Consumers who rent or buy clothes on the Rent the Runway platform will now see 100 percent of their carbon emissions offset with each transaction. It’s part of Rent the Runway’s new sustainability commitments.

“Being an agent of change is part of the fabric of Rent the Runway: we built a more sustainable business model for fashion by encouraging customers to buy less and wear more,” Jennifer Y. Hyman, CEO, Co-Founder and Chair of Rent the Runway, says in the company’s impact strategy.

“We believe in the power of our platform to radically alter the trajectory of the fashion industry, and unlike most in the space, our ESG initiatives complement—rather than compete with—our bottom line,” Hyman said.

Sustainability targets

The platform, which launched in 2009 by Hyman and Jennifer Fleiss, says it’s now aiming to be net-zero by 2040 across all of its owned operations.

“We wanted to take a really unique approach to ESG because of the business model that we have,” Anushka Salinas, president and chief operating officer at Rent the Runway, told WWD. “We wanted to go beyond the typical commitments that you see from brands—decarbonization and things like that. We wanted to highlight and make clear specific goals around garment displacement. The results of the [life cycle assessment] really showed Rent the Runway has incredible power in garment production displacement.”

RTR says its ESG strategy includes displacing half-a-million new garments by 2026, routing all unrentable clothing to donation opportunities, reusing, or recycling opportunities, decreasing manufacturing waste by 90 percent on its private label and repair offerings, and eliminating single-use plastic by next year.

“We are one of the few companies that really encourages people to buy less and wear more.”

-Anushka Salinas

A lifecycle assessment conducted earlier this year found that the platform had displaced the equivalent of 1.3 million new garments since 2010.

“In order for most businesses in the fashion industry to grow, they have to produce more.

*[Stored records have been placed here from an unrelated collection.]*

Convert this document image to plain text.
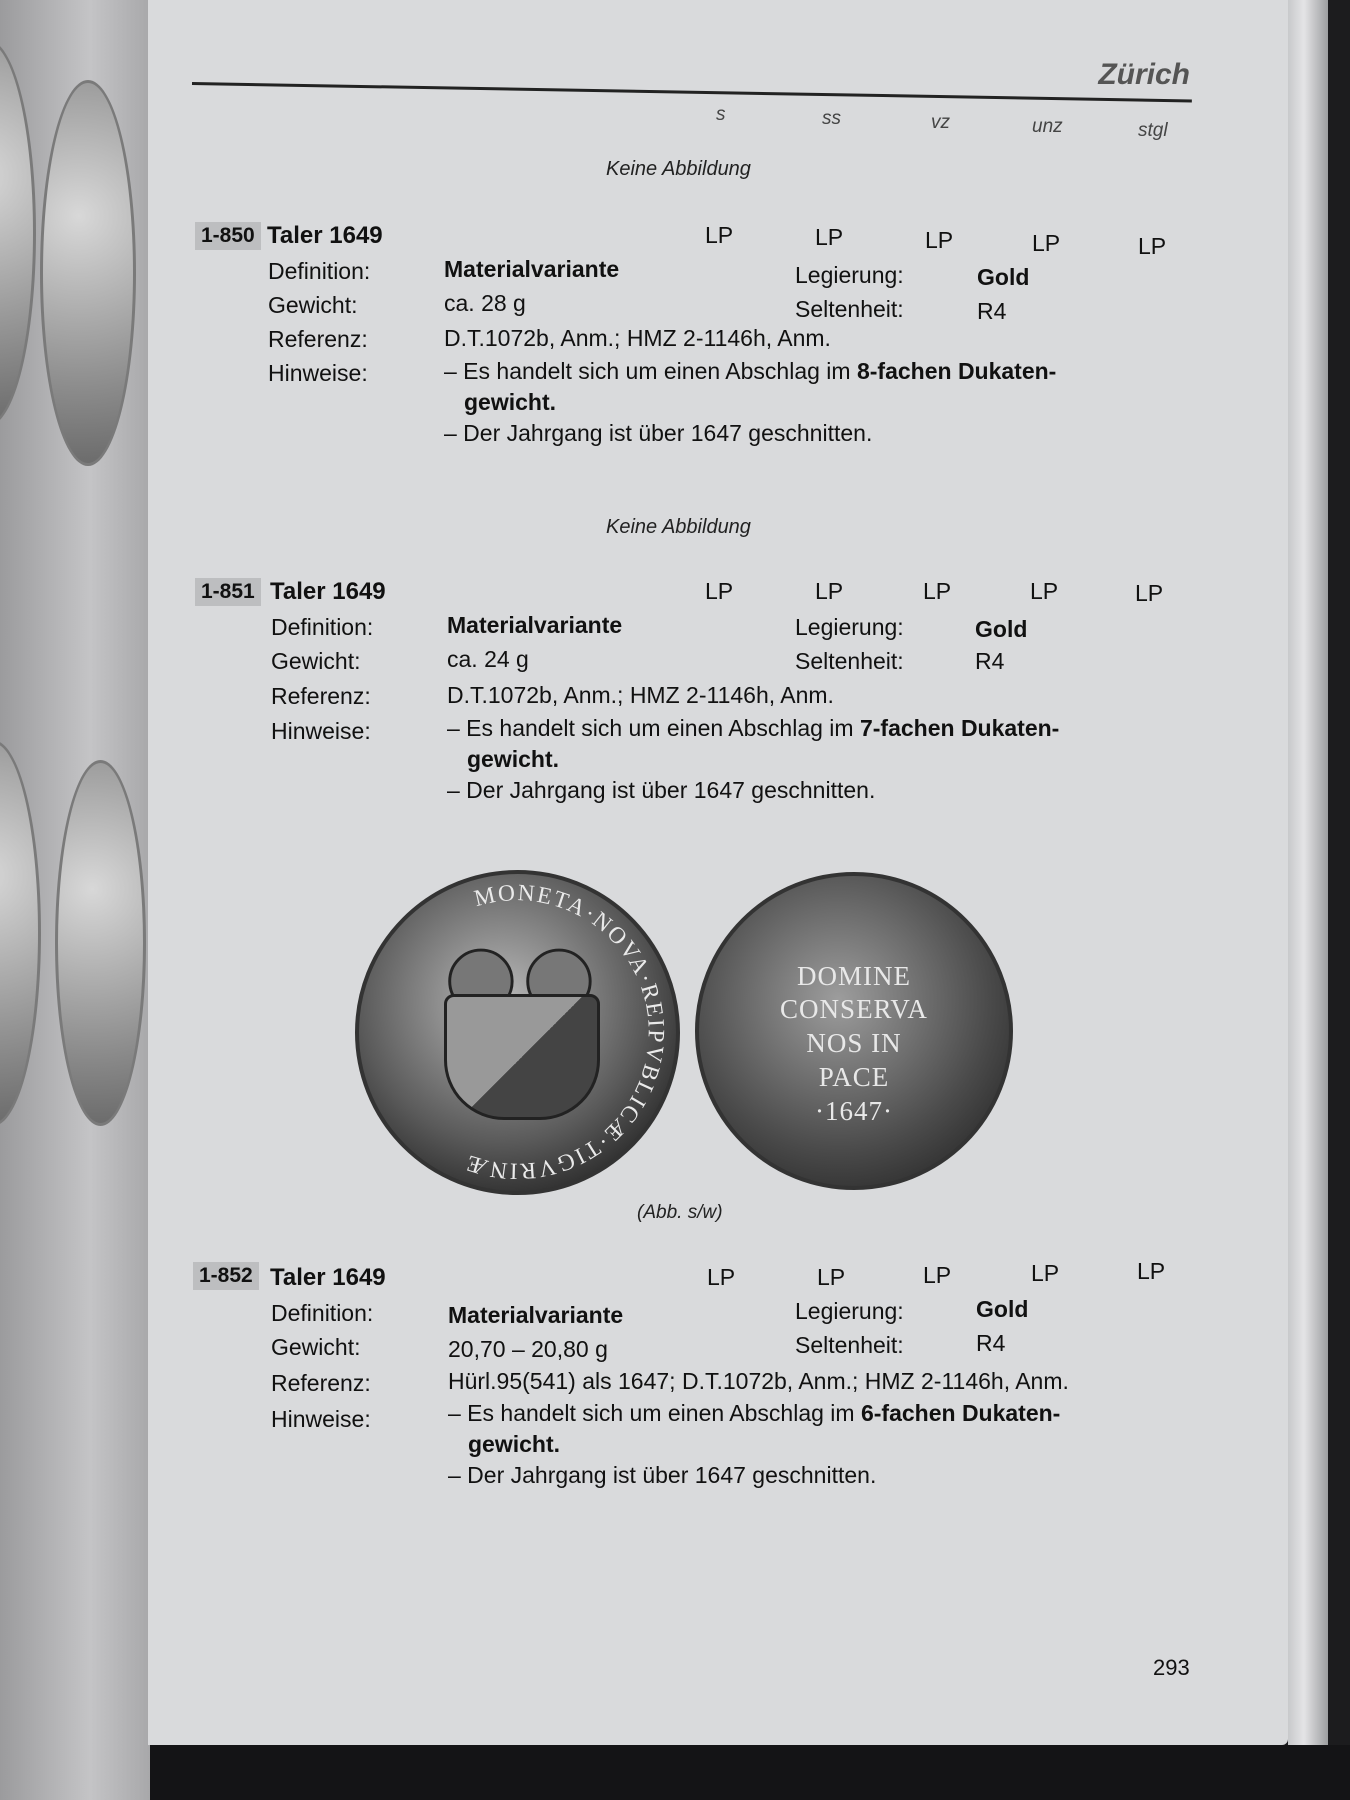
Zürich
s	ss	vz	unz	stgl
Keine Abbildung
1-850 Taler 1649	LP	LP	LP	LP	LP
Definition:	Materialvariante	Legierung:	Gold
Gewicht:	ca. 28 g	Seltenheit:	R4
Referenz:	D.T.1072b, Anm.; HMZ 2-1146h, Anm.
Hinweise:	– Es handelt sich um einen Abschlag im 8-fachen Dukaten-
gewicht.
– Der Jahrgang ist über 1647 geschnitten.
Keine Abbildung
1-851 Taler 1649	LP	LP	LP	LP	LP
Definition:	Materialvariante	Legierung:	Gold
Gewicht:	ca. 24 g	Seltenheit:	R4
Referenz:	D.T.1072b, Anm.; HMZ 2-1146h, Anm.
Hinweise:	– Es handelt sich um einen Abschlag im 7-fachen Dukaten-
gewicht.
– Der Jahrgang ist über 1647 geschnitten.
MONETA·NOVA·REIPVBLICÆ·TIGVRINÆ
DOMINE
CONSERVA
NOS IN
PACE
·1647·
(Abb. s/w)
1-852 Taler 1649	LP	LP	LP	LP	LP
Definition:	Materialvariante	Legierung:	Gold
Gewicht:	20,70 – 20,80 g	Seltenheit:	R4
Referenz:	Hürl.95(541) als 1647; D.T.1072b, Anm.; HMZ 2-1146h, Anm.
Hinweise:	– Es handelt sich um einen Abschlag im 6-fachen Dukaten-
gewicht.
– Der Jahrgang ist über 1647 geschnitten.
293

Their ESG commitments are fundamentally at odds with the bottom line,” Salinas said. “Whereas for us, we are one of the few companies that really encourages people to buy less and wear more.”

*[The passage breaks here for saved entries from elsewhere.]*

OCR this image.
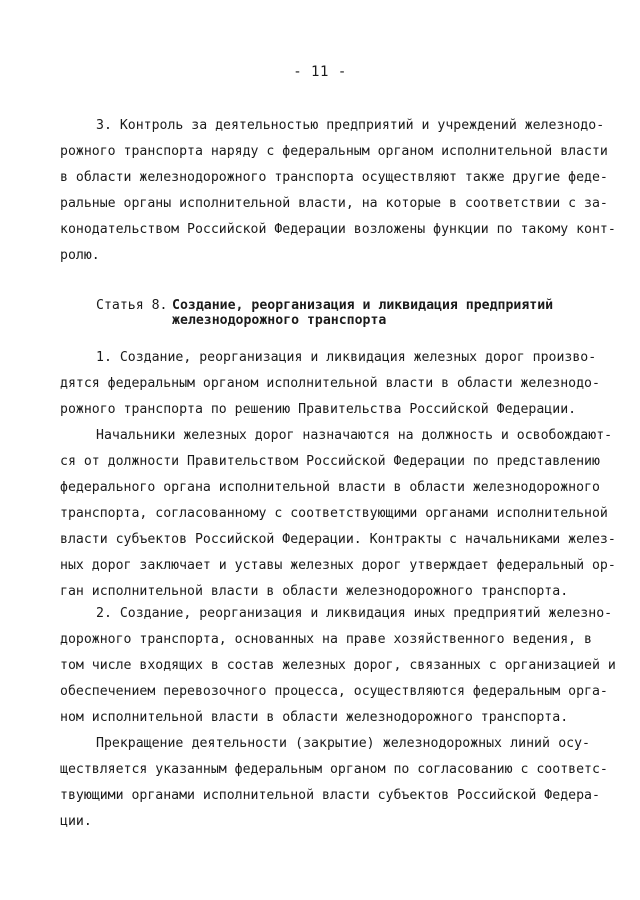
- 11 -
3. Контроль за деятельностью предприятий и учреждений железнодо-
рожного транспорта наряду с федеральным органом исполнительной власти
в области железнодорожного транспорта осуществляют также другие феде-
ральные органы исполнительной власти, на которые в соответствии с за-
конодательством Российской Федерации возложены функции по такому конт-
ролю.
Статья 8. Создание, реорганизация и ликвидация предприятий
железнодорожного транспорта
1. Создание, реорганизация и ликвидация железных дорог произво-
дятся федеральным органом исполнительной власти в области железнодо-
рожного транспорта по решению Правительства Российской Федерации.
Начальники железных дорог назначаются на должность и освобождают-
ся от должности Правительством Российской Федерации по представлению
федерального органа исполнительной власти в области железнодорожного
транспорта, согласованному с соответствующими органами исполнительной
власти субъектов Российской Федерации. Контракты с начальниками желез-
ных дорог заключает и уставы железных дорог утверждает федеральный ор-
ган исполнительной власти в области железнодорожного транспорта.
2. Создание, реорганизация и ликвидация иных предприятий железно-
дорожного транспорта, основанных на праве хозяйственного ведения, в
том числе входящих в состав железных дорог, связанных с организацией и
обеспечением перевозочного процесса, осуществляются федеральным орга-
ном исполнительной власти в области железнодорожного транспорта.
Прекращение деятельности (закрытие) железнодорожных линий осу-
ществляется указанным федеральным органом по согласованию с соответс-
твующими органами исполнительной власти субъектов Российской Федера-
ции.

RTR also noted that as of last June, it had performed more than 4 million garment repairs, contributing to a growing market for aftercare to help extend the life of products, particularly in the luxury sector. Last December, British label Burberry announced it had expanded its aftercare program. Footwear brand Manolo Blahnik also launched an aftercare program last September.

RTR’s strategy and reporting, according to Salinas, is an “investor grade standard” that aims to “set the standard for sustainable fashion.”

The company also announced increased targets for diversity, equity, and inclusion. RTR is committing $10 million to support Black designers and maintaining at least 40 percent representation for racial and ethnic minorities in the workforce through 2026. RTR says its current employee roster is 70 percent women and half of its executive team is Black, Indigenous, and people of color. Fifty-five percent of the Rent the Runway board members identify as women.

Is renting clothes sustainable?

Consumers, particularly Gen Z are interested in clothing rental to reduce their carbon footprint, according to a 2021 study published in the journal Sustainability.

But another study published last year in Environmental Research Letters found that clothing rental platforms like Rent the Runway may be more damaging to the environment than buying and disposing of new items. The study looked at carbon emissions, particularly the shipping and returning of rental garments, and the downstream impact.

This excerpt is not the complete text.